Heading back into camp, I crossed paths with the acolyte again, who was now unsteadily walking and clinging to Fyodor’s arm like a drowning sailor to a rope. She flinched and ducked behind him when she saw me, peering around her in every direction frantically, looking for something or someone (perhaps Quentin? I was not sure), before settling back down and standing up. I tactfully refrained from remarking on how quickly she had gone from fretting over Lieutenant Gavreau to clinging desperately to Lieutenant Kransky.

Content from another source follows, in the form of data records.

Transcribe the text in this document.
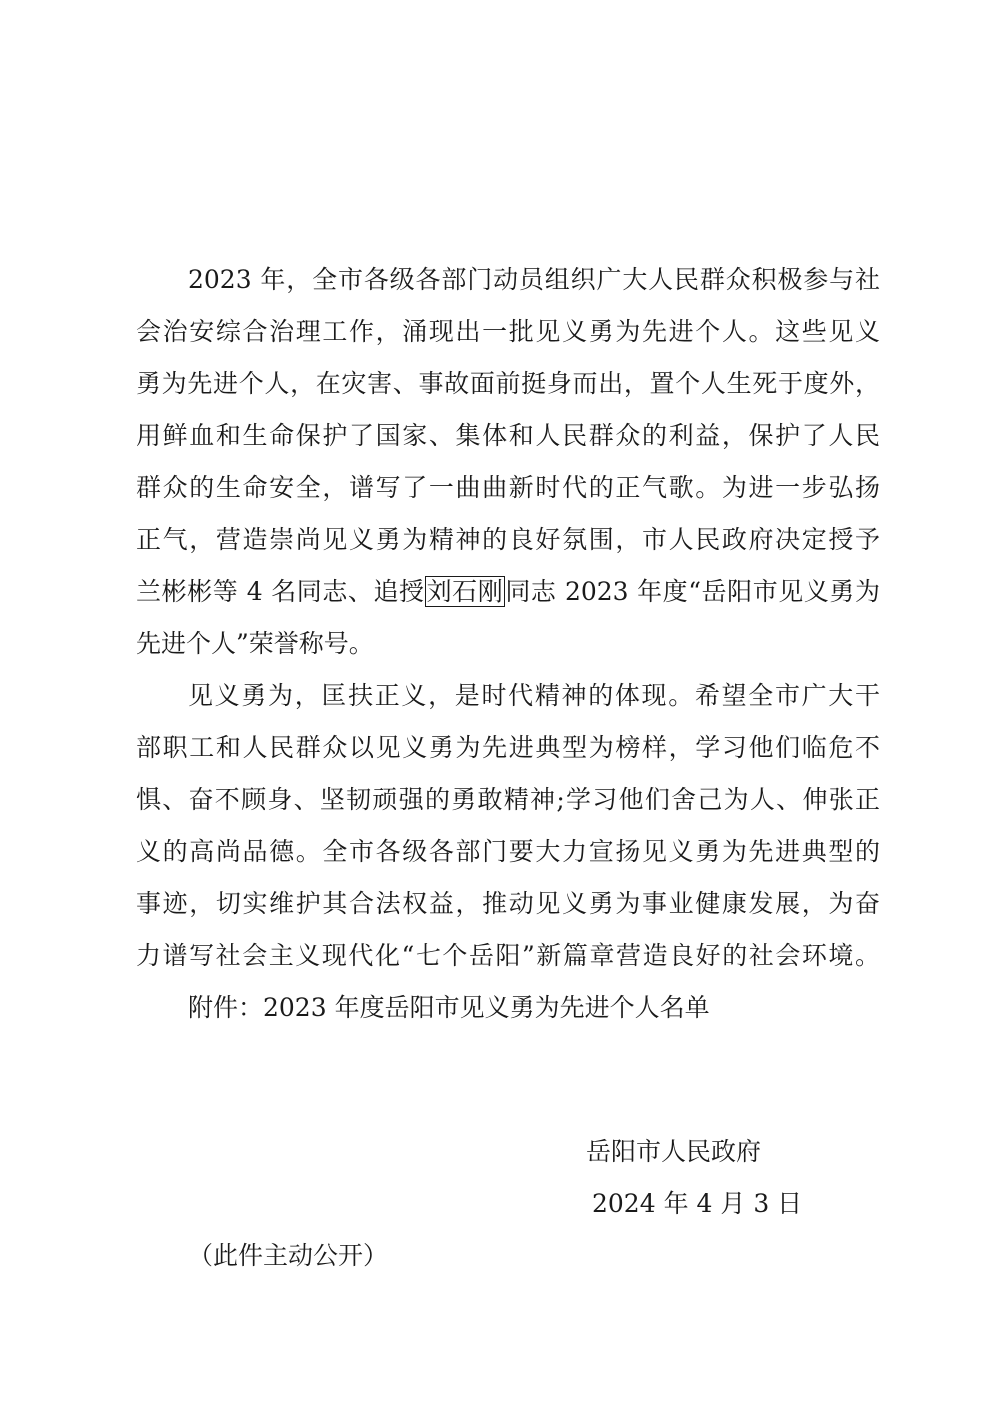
2023 年，全市各级各部门动员组织广大人民群众积极参与社
会治安综合治理工作，涌现出一批见义勇为先进个人。这些见义
勇为先进个人，在灾害、事故面前挺身而出，置个人生死于度外，
用鲜血和生命保护了国家、集体和人民群众的利益，保护了人民
群众的生命安全，谱写了一曲曲新时代的正气歌。为进一步弘扬
正气，营造崇尚见义勇为精神的良好氛围，市人民政府决定授予
兰彬彬等 4 名同志、追授刘石刚同志 2023 年度“岳阳市见义勇为
先进个人”荣誉称号。
见义勇为，匡扶正义，是时代精神的体现。希望全市广大干
部职工和人民群众以见义勇为先进典型为榜样，学习他们临危不
惧、奋不顾身、坚韧顽强的勇敢精神;学习他们舍己为人、伸张正
义的高尚品德。全市各级各部门要大力宣扬见义勇为先进典型的
事迹，切实维护其合法权益，推动见义勇为事业健康发展，为奋
力谱写社会主义现代化“七个岳阳”新篇章营造良好的社会环境。
附件：2023 年度岳阳市见义勇为先进个人名单
岳阳市人民政府
2024 年 4 月 3 日
（此件主动公开）
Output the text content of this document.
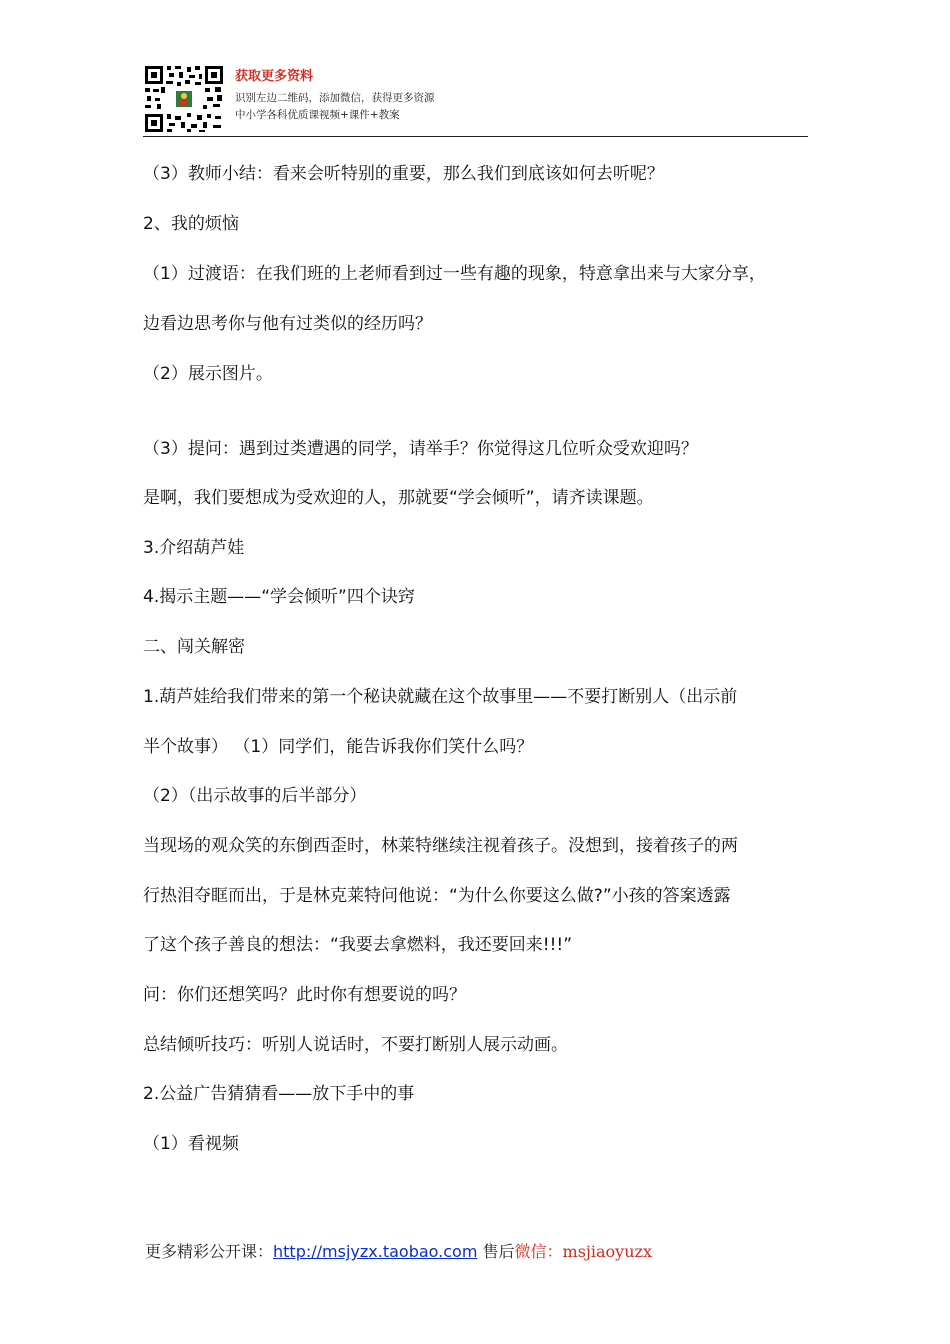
获取更多资料
识别左边二维码，添加微信，获得更多资源
中小学各科优质课视频+课件+教案
（3）教师小结：看来会听特别的重要，那么我们到底该如何去听呢？
2、我的烦恼
（1）过渡语：在我们班的上老师看到过一些有趣的现象，特意拿出来与大家分享，
边看边思考你与他有过类似的经历吗？
（2）展示图片。
（3）提问：遇到过类遭遇的同学，请举手？你觉得这几位听众受欢迎吗？
是啊，我们要想成为受欢迎的人，那就要“学会倾听”，请齐读课题。
3.介绍葫芦娃
4.揭示主题——“学会倾听”四个诀窍
二、闯关解密
1.葫芦娃给我们带来的第一个秘诀就藏在这个故事里——不要打断别人（出示前
半个故事） （1）同学们，能告诉我你们笑什么吗？
（2）（出示故事的后半部分）
当现场的观众笑的东倒西歪时，林莱特继续注视着孩子。没想到，接着孩子的两
行热泪夺眶而出，于是林克莱特问他说：“为什么你要这么做?”小孩的答案透露
了这个孩子善良的想法：“我要去拿燃料，我还要回来!!!”
问：你们还想笑吗？此时你有想要说的吗？
总结倾听技巧：听别人说话时，不要打断别人展示动画。
2.公益广告猜猜看——放下手中的事
（1）看视频
更多精彩公开课：http://msjyzx.taobao.com 售后微信：msjiaoyuzx
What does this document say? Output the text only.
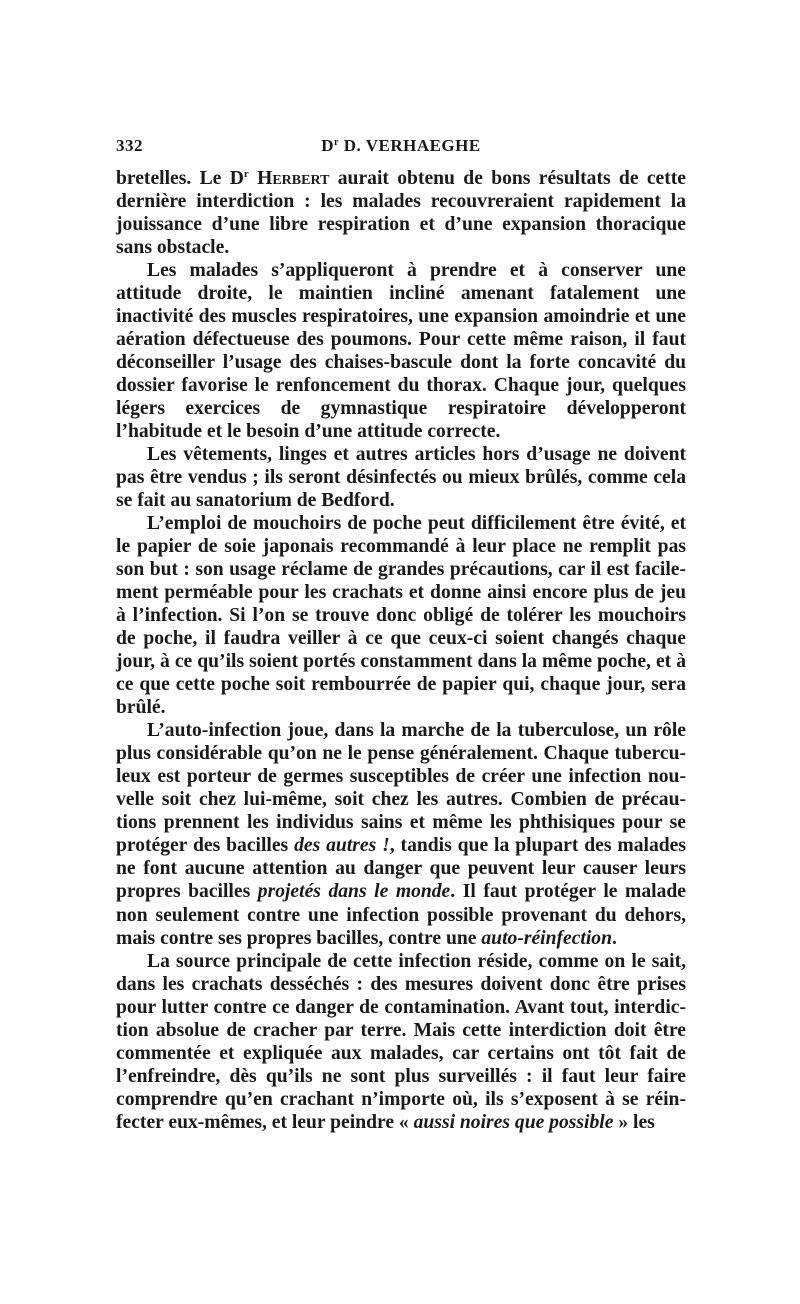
332	$D^r$ D. VERHAEGHE

bretelles. Le $D^r$ Herbert aurait obtenu de bons résultats de cette dernière interdiction : les malades recouvreraient rapidement la jouissance d’une libre respiration et d’une expansion thoracique sans obstacle.

Les malades s’appliqueront à prendre et à conserver une attitude droite, le maintien incliné amenant fatalement une inactivité des muscles respiratoires, une expansion amoindrie et une aération défectueuse des poumons. Pour cette même raison, il faut déconseiller l’usage des chaises-bascule dont la forte concavité du dossier favorise le renfoncement du thorax. Chaque jour, quelques légers exercices de gymnastique respiratoire développeront l’habitude et le besoin d’une attitude correcte.

Les vêtements, linges et autres articles hors d’usage ne doivent pas être vendus ; ils seront désinfectés ou mieux brûlés, comme cela se fait au sanatorium de Bedford.

L’emploi de mouchoirs de poche peut difficilement être évité, et le papier de soie japonais recommandé à leur place ne remplit pas son but : son usage réclame de grandes précautions, car il est facilement perméable pour les crachats et donne ainsi encore plus de jeu à l’infection. Si l’on se trouve donc obligé de tolérer les mouchoirs de poche, il faudra veiller à ce que ceux-ci soient changés chaque jour, à ce qu’ils soient portés constamment dans la même poche, et à ce que cette poche soit rembourrée de papier qui, chaque jour, sera brûlé.

L’auto-infection joue, dans la marche de la tuberculose, un rôle plus considérable qu’on ne le pense généralement. Chaque tuberculeux est porteur de germes susceptibles de créer une infection nouvelle soit chez lui-même, soit chez les autres. Combien de précautions prennent les individus sains et même les phthisiques pour se protéger des bacilles des autres !, tandis que la plupart des malades ne font aucune attention au danger que peuvent leur causer leurs propres bacilles projetés dans le monde. Il faut protéger le malade non seulement contre une infection possible provenant du dehors, mais contre ses propres bacilles, contre une auto-réinfection.

La source principale de cette infection réside, comme on le sait, dans les crachats desséchés : des mesures doivent donc être prises pour lutter contre ce danger de contamination. Avant tout, interdiction absolue de cracher par terre. Mais cette interdiction doit être commentée et expliquée aux malades, car certains ont tôt fait de l’enfreindre, dès qu’ils ne sont plus surveillés : il faut leur faire comprendre qu’en crachant n’importe où, ils s’exposent à se réinfecter eux-mêmes, et leur peindre « aussi noires que possible » les
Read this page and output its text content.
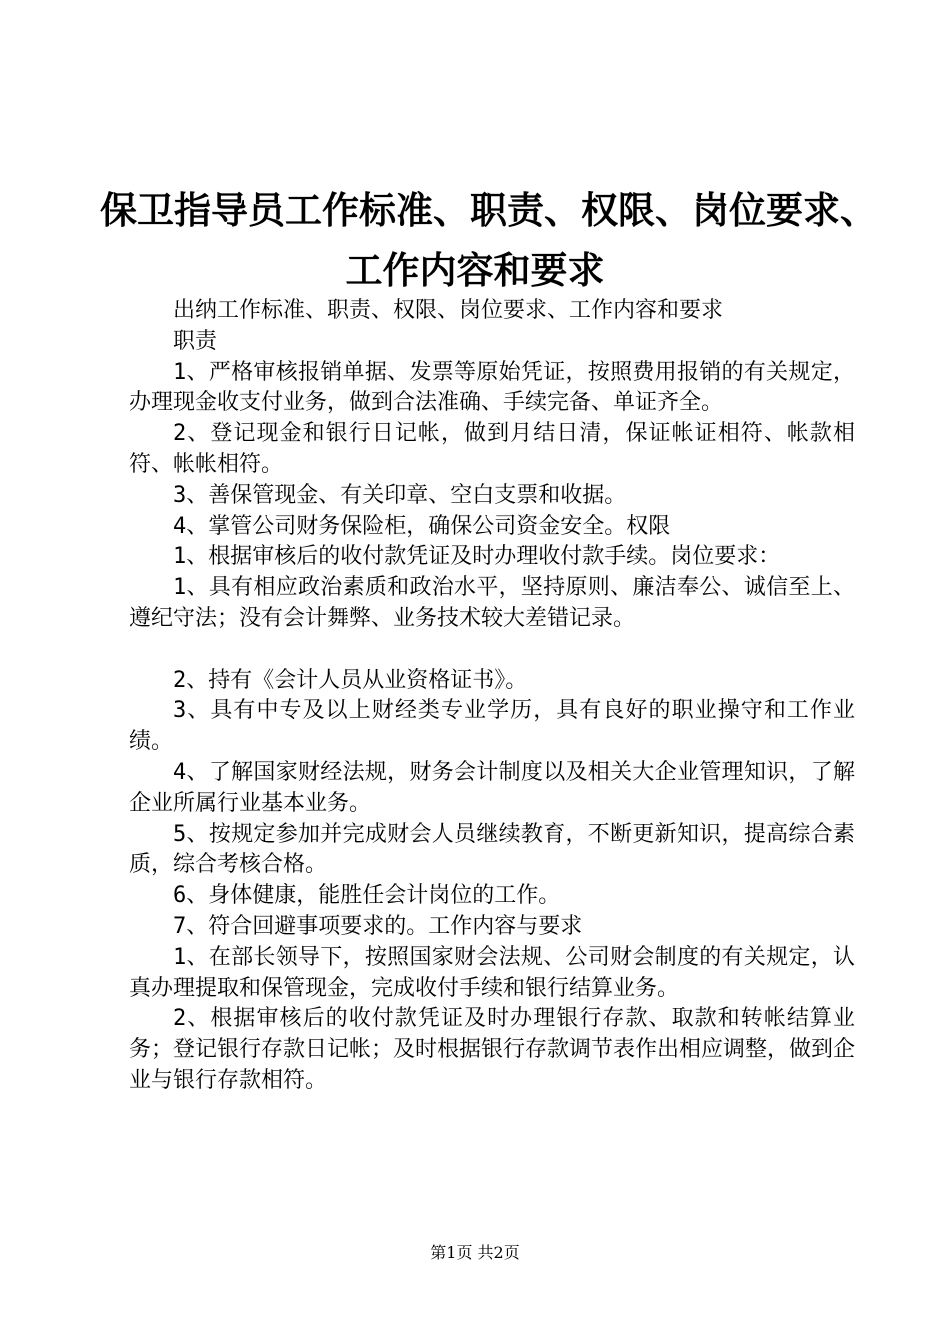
保卫指导员工作标准、职责、权限、岗位要求、
工作内容和要求

出纳工作标准、职责、权限、岗位要求、工作内容和要求

职责

1、严格审核报销单据、发票等原始凭证，按照费用报销的有关规定，办理现金收支付业务，做到合法准确、手续完备、单证齐全。

2、登记现金和银行日记帐，做到月结日清，保证帐证相符、帐款相符、帐帐相符。

3、善保管现金、有关印章、空白支票和收据。

4、掌管公司财务保险柜，确保公司资金安全。权限

1、根据审核后的收付款凭证及时办理收付款手续。岗位要求：

1、具有相应政治素质和政治水平，坚持原则、廉洁奉公、诚信至上、遵纪守法；没有会计舞弊、业务技术较大差错记录。

2、持有《会计人员从业资格证书》。

3、具有中专及以上财经类专业学历，具有良好的职业操守和工作业绩。

4、了解国家财经法规，财务会计制度以及相关大企业管理知识，了解企业所属行业基本业务。

5、按规定参加并完成财会人员继续教育，不断更新知识，提高综合素质，综合考核合格。

6、身体健康，能胜任会计岗位的工作。

7、符合回避事项要求的。工作内容与要求

1、在部长领导下，按照国家财会法规、公司财会制度的有关规定，认真办理提取和保管现金，完成收付手续和银行结算业务。

2、根据审核后的收付款凭证及时办理银行存款、取款和转帐结算业务；登记银行存款日记帐；及时根据银行存款调节表作出相应调整，做到企业与银行存款相符。

第1页 共2页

On later reflection, I came up with two possible explanations for why the acolyte might be deeply upset by Quentin’s injury and yet be clinging to Fyodor later. The first explanation that came to mind was that the order that had educated her made a fetish out of the survival of the strong. Perhaps she was not upset by the risk of Quentin’s death as much as the proof that he was weak; by contrast, Fyodor, returning triumphantly uninjured, proved he was strong.

The second explanation that came to mind was simpler and substantially more plausible, making me wish I had thought of it first: She liked both Fyodor and Quentin very much; so if she was convinced Quentin was going to die, she would be very unhappy and yet also be left a very simple choice as to what to do now. It did occur to me that rather than casting a panicked gaze about looking around for Quentin, she might have been looking around for crows. Given prior experience, I couldn’t fault her for reacting that way after seeing the man she called “Colonel Raven” approach in a foul mood. The last time she had seen me particularly upset, there had been a number of angry birds present, after all, and it had left an impression of sorts.

1 Ed.: As noted previously, "grandmother" is not an uncommon form of address for an old woman in more rural and traditional parts of Ruthenia, and it is unlikely that Mikolai is speaking literally here.